0
votes

The following program tries to invoke 3 functions for every ROW(in RDD map):

    import org.json4s._
    import org.json4s.jackson.JsonMethods._
    implicit val formats = DefaultFormats

    class TagCalculation extends Serializable {
    def test1(x: String) = x + " test1"
    def test2(x: String) = x + "test2" 
    def test3(x: String) = x + "test3" 
    def test5(arg1: java.lang.Integer, arg2: String, arg3: scala.collection.immutable.$colon$colon[Any]) = "test mix2"
  }
  val df = sqlContext.createDataFrame(Seq((1,"Android"), (2, "iPhone")))
  val get_test = new TagCalculation
  val field = Array("test1","test2","test3")

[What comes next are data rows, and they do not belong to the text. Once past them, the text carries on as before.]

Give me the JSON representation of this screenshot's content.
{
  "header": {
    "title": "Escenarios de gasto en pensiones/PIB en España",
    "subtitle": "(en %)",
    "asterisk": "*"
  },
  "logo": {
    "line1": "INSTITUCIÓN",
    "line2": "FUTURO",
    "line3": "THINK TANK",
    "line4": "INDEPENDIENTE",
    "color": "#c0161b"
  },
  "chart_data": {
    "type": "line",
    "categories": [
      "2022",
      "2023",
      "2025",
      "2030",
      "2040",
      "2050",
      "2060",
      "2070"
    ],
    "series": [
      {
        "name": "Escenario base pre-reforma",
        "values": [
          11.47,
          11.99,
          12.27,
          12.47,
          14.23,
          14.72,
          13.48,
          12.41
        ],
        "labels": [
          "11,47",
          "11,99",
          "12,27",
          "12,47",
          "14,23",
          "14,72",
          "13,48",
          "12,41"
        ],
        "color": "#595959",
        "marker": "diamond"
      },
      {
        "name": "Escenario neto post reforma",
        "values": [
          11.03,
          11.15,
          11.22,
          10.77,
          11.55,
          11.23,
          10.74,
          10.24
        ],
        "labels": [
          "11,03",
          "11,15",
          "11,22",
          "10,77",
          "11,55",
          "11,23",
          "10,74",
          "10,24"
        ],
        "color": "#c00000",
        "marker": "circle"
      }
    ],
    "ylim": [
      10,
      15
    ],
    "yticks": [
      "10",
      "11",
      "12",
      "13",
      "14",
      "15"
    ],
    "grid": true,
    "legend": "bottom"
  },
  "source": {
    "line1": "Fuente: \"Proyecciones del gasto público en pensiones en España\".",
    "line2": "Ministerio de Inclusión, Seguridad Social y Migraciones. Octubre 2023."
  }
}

  val bb = df.rdd.map(row => {

    val reValue1 = "start"
    val ret = for(every <- field)
      yield {
        val test_para = Array(reValue1)
        val argtypes = test_para.map(_.getClass)
        val method4 = get_test.getClass.getMethod(every, argtypes: _*)

        val bbq = method4.invoke(get_test, test_para: _*)

        if (field.last == every)
            bbq
      }
    ret.last
  })

but some errors outputs:

org.apache.spark.SparkException: Task not serializable at org.apache.spark.util.ClosureCleaner$.ensureSerializable(ClosureCleaner.scala:304) at org.apache.spark.util.ClosureCleaner$.org$apache$spark$util$ClosureCleaner$$clean(ClosureCleaner.scala:294) at org.apache.spark.util.ClosureCleaner$.clean(ClosureCleaner.scala:122) at org.apache.spark.SparkContext.clean(SparkContext.scala:2032) at org.apache.spark.rdd.RDD$$anonfun$map$1.apply(RDD.scala:314) at org.apache.spark.rdd.RDD$$anonfun$map$1.apply(RDD.scala:313) at org.apache.spark.rdd.RDDOperationScope$.withScope(RDDOperationScope.scala:147) at org.apache.spark.rdd.RDDOperationScope$.withScope(RDDOperationScope.scala:108) at org.apache.spark.rdd.RDD.withScope(RDD.scala:306) at org.apache.spark.rdd.RDD.map(RDD.scala:313) ........ at org.apache.spark.deploy.SparkSubmit$.submit(SparkSubmit.scala:205) at org.apache.spark.deploy.SparkSubmit$.main(SparkSubmit.scala:120) at org.apache.spark.deploy.SparkSubmit.main(SparkSubmit.scala) Caused by: java.io.NotSerializableException: org.json4s.DefaultFormats$

Any pointers?


It may be caused by "implicit val formats = DefaultFormats". But I need to extract value before "map".

1

1 Answers

1
votes

The problem is because you are defining TagCalculation class inside the calling class where you initialize and use the object. Just move it outside the calling class or make it a separate class and the issue with NotSerializableException should be solved.